Boomerang Town traces the fortunes of a host of characters who live on the knife’s edge between hope and despair. The title track, whose sound recalls the best of Mary Chapin Carpenter’s ’90s work, features a young couple from a small-town working dead-end jobs who get “knocked up” and have their dreams put on hold. It is a portrait of rural desperation and the restless search for salvation against long odds. “This is what it’s like to be a part of the post- “‘Born To Run’ Generation,” Harris quips. “Springsteen’s generation had somewhere to run to. I’m not so sure mine does.” For the characters in these songs, escape isn’t always a matter of geographical distance.

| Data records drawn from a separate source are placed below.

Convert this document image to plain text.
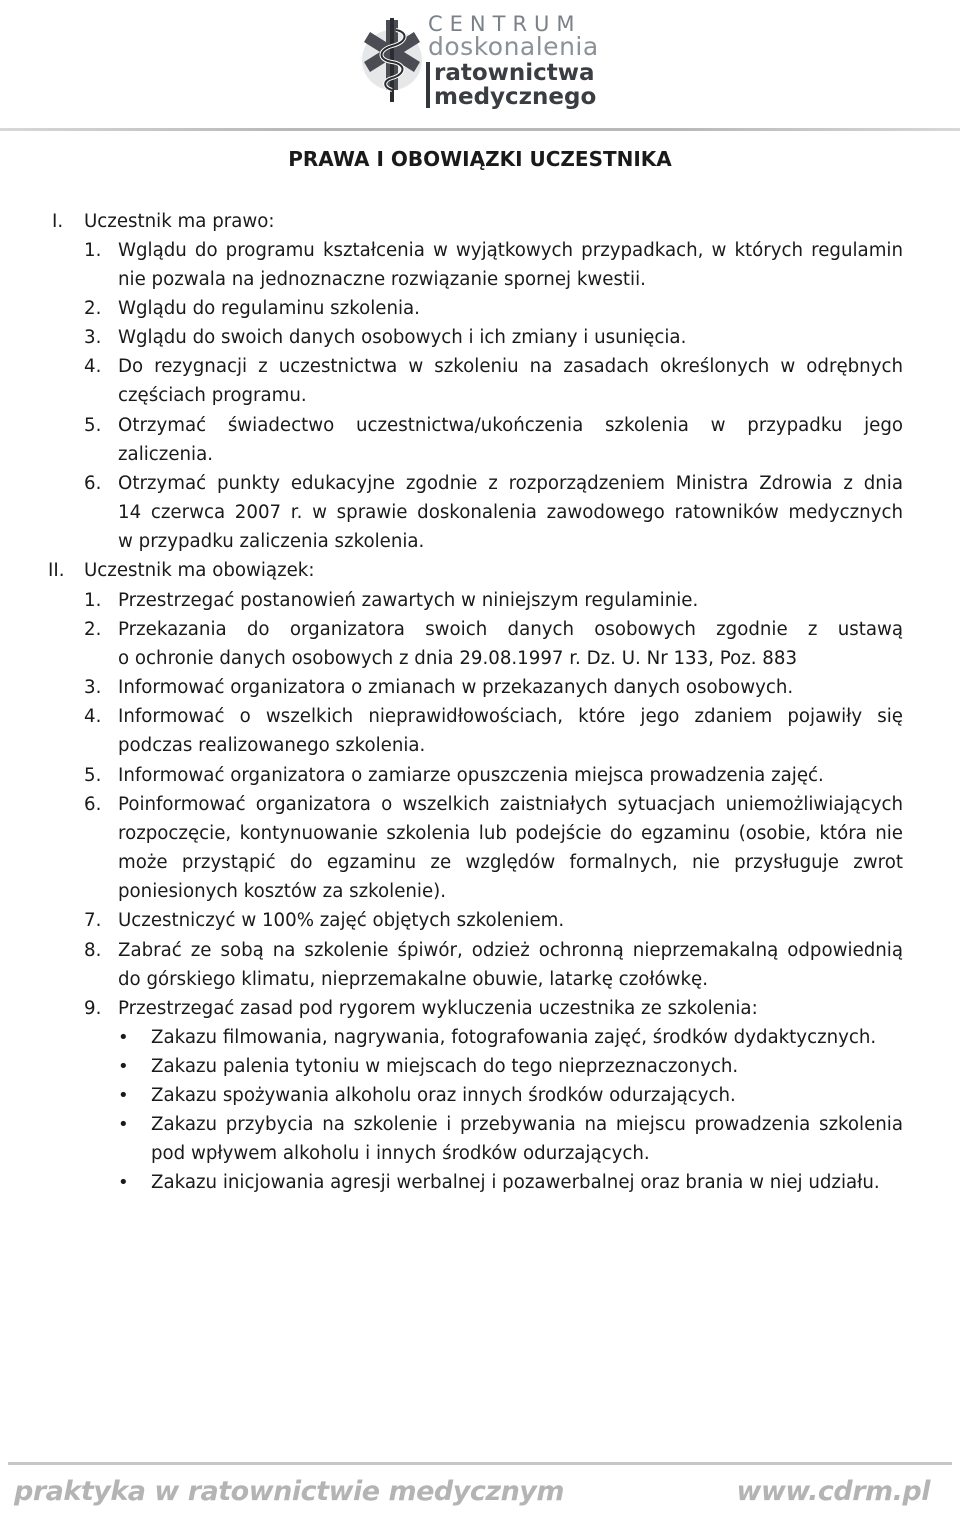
CENTRUM
doskonalenia
ratownictwa
medycznego
PRAWA I OBOWIĄZKI UCZESTNIKA
I. Uczestnik ma prawo:
1. Wglądu do programu kształcenia w wyjątkowych przypadkach, w których regulamin
nie pozwala na jednoznaczne rozwiązanie spornej kwestii.
2. Wglądu do regulaminu szkolenia.
3. Wglądu do swoich danych osobowych i ich zmiany i usunięcia.
4. Do rezygnacji z uczestnictwa w szkoleniu na zasadach określonych w odrębnych
częściach programu.
5. Otrzymać świadectwo uczestnictwa/ukończenia szkolenia w przypadku jego
zaliczenia.
6. Otrzymać punkty edukacyjne zgodnie z rozporządzeniem Ministra Zdrowia z dnia
14 czerwca 2007 r. w sprawie doskonalenia zawodowego ratowników medycznych
w przypadku zaliczenia szkolenia.
II. Uczestnik ma obowiązek:
1. Przestrzegać postanowień zawartych w niniejszym regulaminie.
2. Przekazania do organizatora swoich danych osobowych zgodnie z ustawą
o ochronie danych osobowych z dnia 29.08.1997 r. Dz. U. Nr 133, Poz. 883
3. Informować organizatora o zmianach w przekazanych danych osobowych.
4. Informować o wszelkich nieprawidłowościach, które jego zdaniem pojawiły się
podczas realizowanego szkolenia.
5. Informować organizatora o zamiarze opuszczenia miejsca prowadzenia zajęć.
6. Poinformować organizatora o wszelkich zaistniałych sytuacjach uniemożliwiających
rozpoczęcie, kontynuowanie szkolenia lub podejście do egzaminu (osobie, która nie
może przystąpić do egzaminu ze względów formalnych, nie przysługuje zwrot
poniesionych kosztów za szkolenie).
7. Uczestniczyć w 100% zajęć objętych szkoleniem.
8. Zabrać ze sobą na szkolenie śpiwór, odzież ochronną nieprzemakalną odpowiednią
do górskiego klimatu, nieprzemakalne obuwie, latarkę czołówkę.
9. Przestrzegać zasad pod rygorem wykluczenia uczestnika ze szkolenia:
• Zakazu filmowania, nagrywania, fotografowania zajęć, środków dydaktycznych.
• Zakazu palenia tytoniu w miejscach do tego nieprzeznaczonych.
• Zakazu spożywania alkoholu oraz innych środków odurzających.
• Zakazu przybycia na szkolenie i przebywania na miejscu prowadzenia szkolenia
pod wpływem alkoholu i innych środków odurzających.
• Zakazu inicjowania agresji werbalnej i pozawerbalnej oraz brania w niej udziału.
praktyka w ratownictwie medycznym	www.cdrm.pl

“I tried a lot of perspectives [on this one],” Harris says about writing the title track. “My parents are high-school sweethearts and I was an accident and they’re still happily married. I worked at Wal-Mart when I was 19. I reflected on this guy who was the brother of a good friend of mine. He didn’t drop out. He knocked up his girlfriend and went into the military. Certainly [the song] is a combination of me and not me. It was me thinking about what might have gone differently for my parents, who are still in Waco and own a business there.” 

Harris’s father, whom she counts as a big supporter and responsible for much of her musical education, took her to the first Austin City Limits Music Festival, where she had the life-changing, Eureka moment of seeing Emmylou Harris, Patty Griffin, and Buddy and Julie Miller perform on stage at the same time. It was then the young Harris knew what she had to do. She had found her ticket out. 

Harris continues: “Why was I able to get out of my boomerang town? Why are others stuck there, longing to leave but unable to find their way out? Writing these songs, bringing these narrators to life, brought me closer to the answers,” she says.

Themes of grief and addiction permeate other sections of the record. “How Could You Be Gone,” which Harris wrote with her partner, the venerable folk songwriter Mary Gauthier, reflects on the passing of a close friend during the pandemic, as well as the 2017 death of Harris’s mentor and compadre Jimmy LaFave, a long-time fixture on the Americana scene who succumbed to cancer. “It’s been my experience that grief operates on its own timeline,” Harris says. “I wanted this track to build and repeat with intensity to mirror the experience of relentless grief.” Another song, “Fall (Devin’s Song),” is about a former childhood classmate of Harris’s who was accidentally shot and killed in the sixth grade. The song was inspired by a series of “In Memoriam” pieces the boy’s mother wrote to the local paper, and the song serves as a tribute to both of them, as well as a commentary on the timeless nature of grief. 

One of the album’s standout tracks is the lilting, Irish-influenced “The Fair And Dark Haired Lad,” a Chicks type-number that grapples with the seductive nature of alcohol. Another tune that deals with the demon rum, “Sam’s,” is far more dirge-like, and its dark, circular melody mirrors the claustrophobia and sense of trapping that comes with the onset of addiction and mental collapse. 

Boomerang Town is not entirely a lament, however, with songs like “Love is Gonna Come Again” and the wistful “Missing Someone” shining with hope in the face of the darkness. For this is a record that understands that love and grief are two sides of the same coin. It also announces the arrival of a great new songwriter on the scene. 

“My goal is to just write the best possible song I can write,” Harris says, “and I wanted to have ten songs that made sense together sonically. I still believe in the album format, and I wanted to lay the groundwork as a solid songwriter.” On Boomerang Town, Jaimee Harris, who was able to find her way out — unlike so many others — has accomplished all that, and much more.